Our backbone network journey began in 2014, when the network first became operational, following years of collaboration under the Bandwidth Consortium model. We worked through a Bandwidth Consortium with one of the leading telecom companies at the time. Since then, our network backbone has expanded in response to the rapidly growing demand for data-intensive research, teaching and collaboration.

“From 2006 to 2014, we worked through a Bandwidth Consortium that allowed us to connect a few universities at subsidised rates,” says Brian Masiga, CEO of RENUMESH Technologies and former Head of Network Operations at RENU. “But when UbuntuNet Alliance arrived in Uganda in 2013, supported by the European Union through the AfricaConnect Project, we were able to build our own 1 Gbps network starting with the first site in 2014.”

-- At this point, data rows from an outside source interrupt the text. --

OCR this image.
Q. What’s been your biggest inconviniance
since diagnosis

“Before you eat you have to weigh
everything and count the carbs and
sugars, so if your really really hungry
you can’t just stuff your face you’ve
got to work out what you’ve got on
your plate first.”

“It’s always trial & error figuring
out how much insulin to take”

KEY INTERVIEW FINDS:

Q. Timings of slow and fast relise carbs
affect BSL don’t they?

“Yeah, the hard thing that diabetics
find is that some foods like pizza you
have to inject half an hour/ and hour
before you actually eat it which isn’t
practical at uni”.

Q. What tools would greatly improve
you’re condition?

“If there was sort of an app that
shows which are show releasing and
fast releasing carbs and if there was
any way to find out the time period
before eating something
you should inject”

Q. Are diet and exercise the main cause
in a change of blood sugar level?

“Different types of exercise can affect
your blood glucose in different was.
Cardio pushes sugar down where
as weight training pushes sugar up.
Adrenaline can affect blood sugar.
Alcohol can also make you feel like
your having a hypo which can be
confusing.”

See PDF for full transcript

These 1 Gbps links marked the foundation of RENU’s independent national backbone and the beginning of a steady upward trajectory.

“With growing demand, we upgraded from 1 Gbps to 2 Gbps, then to 10 Gbps,” Brian Masiga explains. “But today’s milestone is different. We have now upgraded our network twenty times over — from 10 Gbps to 200 Gbps.”

“In 2017, our biggest backbone link was just 1 Gbps,” recalls Patience Nagaba, Head of Network Operations at RENU. “At the time, upgrading to 10 Gbps felt massive. We were very excited about the upgrade and proud. But eight years later, those links could no longer handle the traffic we are pushing through the network.”

By 2025, the exponential growth in traffic made another leap inevitable. We have now upgraded all 10 Gbps links to 100 Gbps, with the largest backbone link reaching 200 Gbps.

“Having seen the network grow from 1 Gbps to 200 Gbps is truly exciting,” Patience Nagaba adds. “This upgrade means we now have much bigger pipes and hence capacity to serve the needs of our members today and in future.”

Enabling Research, Innovation, and AI Readiness

Uganda plays a leading role in infectious disease research across Africa, generating vast volumes of genomic and scientific data.

“With 200 Gbps, large genome sequencing data sets can now move seamlessly across the network,” Brian Masiga notes. “This is critical for cutting-edge research and international collaboration.”

The upgrade also lays a strong foundation for RENU’s Artificial Intelligence (AI) strategy.

“This is the first step in making our infrastructure AI-ready, from our data centres to our institutions,” Brian Masiga adds. “It’s not just about browsing faster. It’s about supporting data-heavy research, lowering costs, and preparing Uganda’s education and research community for the future.”